Review

Ryuichi Sakamoto

12

Commmons • 2023

Oscar, Grammy, Golden Globe – alles gut und schön, aber gegen persönliche Schicksalsschläge versinkt auch die höchste Auszeichnung in Bedeutungslosigkeit. Das musste der gefeierte Pianist und Komponist Ryuichi Sakamoto auf die harte Tour lernen, als bei ihm 2014 zum ersten Mal Krebs diagnostiziert wurde. Zurückgeworfen auf die eigene Sterblichkeit begann Sakamoto während einer zweieinhalbjährigen Therapie, eine Art Tontagebuch zu führen. Diese minimalistischen, rauen Kompositionsskizzen für Piano und Synthesizer tragen als Titel das jeweilige Entstehungsdatum und geben als spontane Momentaufnahmen so tiefe wie intime Einblicke in Sakamotos Seelenleben.

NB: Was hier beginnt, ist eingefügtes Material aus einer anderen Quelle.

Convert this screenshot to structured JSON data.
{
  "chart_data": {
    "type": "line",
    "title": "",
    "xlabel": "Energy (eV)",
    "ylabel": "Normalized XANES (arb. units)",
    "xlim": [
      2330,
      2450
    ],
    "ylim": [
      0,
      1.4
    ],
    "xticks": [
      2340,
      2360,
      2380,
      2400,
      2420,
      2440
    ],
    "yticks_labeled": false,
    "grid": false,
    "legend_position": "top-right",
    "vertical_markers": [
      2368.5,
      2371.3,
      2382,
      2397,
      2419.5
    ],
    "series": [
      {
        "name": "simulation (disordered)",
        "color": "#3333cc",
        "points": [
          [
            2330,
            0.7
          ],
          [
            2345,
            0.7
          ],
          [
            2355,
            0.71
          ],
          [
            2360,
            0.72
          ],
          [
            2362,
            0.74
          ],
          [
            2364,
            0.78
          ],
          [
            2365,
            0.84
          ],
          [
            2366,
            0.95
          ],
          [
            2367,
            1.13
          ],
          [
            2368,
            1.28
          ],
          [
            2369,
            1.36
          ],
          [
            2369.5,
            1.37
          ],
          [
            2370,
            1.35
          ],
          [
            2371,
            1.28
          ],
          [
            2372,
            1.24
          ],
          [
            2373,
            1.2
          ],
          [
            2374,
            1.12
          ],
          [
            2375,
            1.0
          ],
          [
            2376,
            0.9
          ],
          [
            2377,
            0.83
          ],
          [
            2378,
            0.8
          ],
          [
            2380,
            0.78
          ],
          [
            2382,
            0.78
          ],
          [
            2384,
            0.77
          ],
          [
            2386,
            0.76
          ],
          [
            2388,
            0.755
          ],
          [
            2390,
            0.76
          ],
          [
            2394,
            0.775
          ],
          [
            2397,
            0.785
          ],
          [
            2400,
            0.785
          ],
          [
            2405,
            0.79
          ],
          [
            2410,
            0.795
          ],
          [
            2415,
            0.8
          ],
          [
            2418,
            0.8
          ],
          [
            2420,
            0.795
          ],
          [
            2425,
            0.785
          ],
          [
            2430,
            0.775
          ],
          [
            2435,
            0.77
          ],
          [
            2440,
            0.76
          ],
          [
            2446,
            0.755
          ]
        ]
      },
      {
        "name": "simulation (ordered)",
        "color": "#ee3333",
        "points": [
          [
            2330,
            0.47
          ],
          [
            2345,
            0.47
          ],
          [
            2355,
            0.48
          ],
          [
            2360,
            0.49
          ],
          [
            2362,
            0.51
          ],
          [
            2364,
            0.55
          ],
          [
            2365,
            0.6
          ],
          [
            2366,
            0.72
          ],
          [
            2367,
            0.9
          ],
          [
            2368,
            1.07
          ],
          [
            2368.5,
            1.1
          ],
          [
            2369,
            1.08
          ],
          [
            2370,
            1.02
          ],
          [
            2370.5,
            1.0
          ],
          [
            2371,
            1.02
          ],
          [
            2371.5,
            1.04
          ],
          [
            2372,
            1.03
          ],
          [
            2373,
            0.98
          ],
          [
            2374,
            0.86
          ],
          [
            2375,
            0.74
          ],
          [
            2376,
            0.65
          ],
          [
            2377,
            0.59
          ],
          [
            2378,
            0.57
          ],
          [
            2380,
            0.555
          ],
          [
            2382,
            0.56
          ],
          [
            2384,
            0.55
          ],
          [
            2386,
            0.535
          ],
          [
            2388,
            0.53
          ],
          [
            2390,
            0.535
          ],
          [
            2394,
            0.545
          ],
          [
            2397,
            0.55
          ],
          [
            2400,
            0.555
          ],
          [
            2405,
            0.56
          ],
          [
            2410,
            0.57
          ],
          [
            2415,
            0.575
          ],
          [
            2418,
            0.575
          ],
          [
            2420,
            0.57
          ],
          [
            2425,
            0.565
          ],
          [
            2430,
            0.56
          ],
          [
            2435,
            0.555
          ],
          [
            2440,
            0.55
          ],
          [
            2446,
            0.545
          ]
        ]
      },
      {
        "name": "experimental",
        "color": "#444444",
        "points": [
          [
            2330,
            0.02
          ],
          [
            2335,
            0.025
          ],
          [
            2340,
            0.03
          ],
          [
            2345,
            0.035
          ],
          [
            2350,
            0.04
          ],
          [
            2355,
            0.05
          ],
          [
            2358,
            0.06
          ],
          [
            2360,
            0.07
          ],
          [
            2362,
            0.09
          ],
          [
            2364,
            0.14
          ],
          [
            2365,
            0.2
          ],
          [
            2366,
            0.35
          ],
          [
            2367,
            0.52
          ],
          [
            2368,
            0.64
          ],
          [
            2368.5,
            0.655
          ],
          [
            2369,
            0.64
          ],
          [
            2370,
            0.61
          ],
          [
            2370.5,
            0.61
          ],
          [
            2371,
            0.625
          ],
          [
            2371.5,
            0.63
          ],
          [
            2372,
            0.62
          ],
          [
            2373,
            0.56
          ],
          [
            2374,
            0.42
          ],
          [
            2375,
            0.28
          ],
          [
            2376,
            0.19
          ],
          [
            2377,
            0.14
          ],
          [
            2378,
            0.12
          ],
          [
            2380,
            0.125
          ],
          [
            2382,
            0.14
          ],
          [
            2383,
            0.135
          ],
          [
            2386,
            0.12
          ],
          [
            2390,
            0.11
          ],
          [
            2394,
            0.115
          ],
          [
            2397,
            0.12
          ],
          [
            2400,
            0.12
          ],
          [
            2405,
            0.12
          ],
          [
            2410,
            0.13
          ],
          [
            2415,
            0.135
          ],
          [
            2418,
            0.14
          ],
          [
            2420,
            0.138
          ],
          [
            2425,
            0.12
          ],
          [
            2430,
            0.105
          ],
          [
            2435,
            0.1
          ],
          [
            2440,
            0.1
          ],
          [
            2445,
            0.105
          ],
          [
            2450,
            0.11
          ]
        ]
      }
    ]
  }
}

Je nach Tagesform kann das wehmütig oder kontemplativ klingen, Traurigkeit oder Entrücktheit ausdrücken. Stets ist da aber diese zurückgenommene Würde. Statt mit theatralischem Bombast die großen Gefühle auszulösen, denkt Sakamoto mit diesen subtilen Fragmenten über die eigene Vergänglichkeit und auch über sein künstlerisches Vermächtnis nach. An der weit verbreiteten Phrase, dass wahre Kunst oft durch Leid entsteht, scheint im Fall von »12« tatsächlich etwas dran zu sein. Auch und gerade schwere Lebensphasen können offensichtlich die Produktivität steigern und künstlerisch nutzbar gemacht werden. Dass der 71-Jährige dieses Tontagebuch weiterführen will, ist deshalb eine gute Nachricht.

Wie erst nach Redaktionsschluss dieser Review bekannt wurde, starb Ryuichi Sakamoto am 28. März 2023 an den Folgen der Krebserkrankung.